The work of Bernd Lohaus and John Beech have never been shown together. The project at the Artissima Dialogue section seeks to explore the correspondences and discrepancies between two approaches to sculpture and drawing by two artists from different generations and historical backgrounds.
Wood excavated from shipyards, automobile floor mats used as printing stamps, packing tape used to create lines in space and on canvas, are all characters in the very direct processes and actions of John Beech and Bernd Lohaus. Found objects and everyday materials are altered during the working process but remain visible as what they were. In this way both artists have managed to initiate an osmosis between life and art rendering both not the same but inseparable.

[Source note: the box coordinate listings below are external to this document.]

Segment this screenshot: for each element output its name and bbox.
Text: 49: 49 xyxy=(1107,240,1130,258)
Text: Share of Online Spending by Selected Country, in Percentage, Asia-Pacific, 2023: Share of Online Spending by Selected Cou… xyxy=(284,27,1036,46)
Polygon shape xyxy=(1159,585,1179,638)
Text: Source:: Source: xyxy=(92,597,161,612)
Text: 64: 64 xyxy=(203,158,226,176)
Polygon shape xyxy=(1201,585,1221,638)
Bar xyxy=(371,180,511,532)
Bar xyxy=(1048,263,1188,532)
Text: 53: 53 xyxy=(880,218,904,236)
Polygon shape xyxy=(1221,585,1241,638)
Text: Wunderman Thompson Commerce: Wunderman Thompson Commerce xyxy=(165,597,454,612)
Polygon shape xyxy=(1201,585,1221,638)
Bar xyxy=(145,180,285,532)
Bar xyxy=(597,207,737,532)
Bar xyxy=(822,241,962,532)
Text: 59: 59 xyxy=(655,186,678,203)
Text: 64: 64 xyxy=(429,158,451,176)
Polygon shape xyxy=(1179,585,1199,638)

Studios acting as warehouses and laboratories at the same time, Beech and Lohaus have taken, from nature and industry to give found objects and everyday materials a new artistic life of their own. With a few simple interventions, like notching or inscribing with chalk, Lohaus’ found wood was made as if to vibrate, to resound, to speak. Old used wooden beams, wooden boards, and sometimes old ropes are a special kind of flotsam: originally natural materials, at the same time they transport a bit of human history that has been materially weathered into them.
In a similar fashion, Beech manages to use the “street found” quality of his materials, and their inherent histories, to his advantage by creating unexpectedly beautiful works from plywood, nuts and bolts, rubber mats, industrial glues and enamel paints. By employing processes like sawing, fastening, rotating, pressing and dipping he pulls off a cultivated grace bred from a unique way of merging formal concerns of 20th Century minimal art with utilitarian design seen in the urban landscape.
John Beech (b. 1964), is an American artist who was born and raised in Britain, lives and works in Brooklyn and has traveled extensively throughout the world gathering sources for his work and numerous books. His works on paper, which will be exhibited here, are made by transferring paint from acrylic sheets of various sizes to create flat forms through a hand- pressed printing method. The compositions are not predetermined, but rather arrived at through a build up of printed color rectangles until the work comes together as a single configuration with incidental marks from the process remaining evident.
Bernd Lohaus (1940-2010) created his first works directly in Beuys’ class, and they were exhibited in the gallery circuit of the Academy at that time. At the center of this sculptural oeuvre stand the ensembles and individual pieces made of heavy beams, boards, blocks, and cubes of azobé (red ironwood), West Africa’s hardest wood. Later in his life Lohaus began to experiment with traditional casting techniques by using simple wooden boxes as models for bronze sculptures.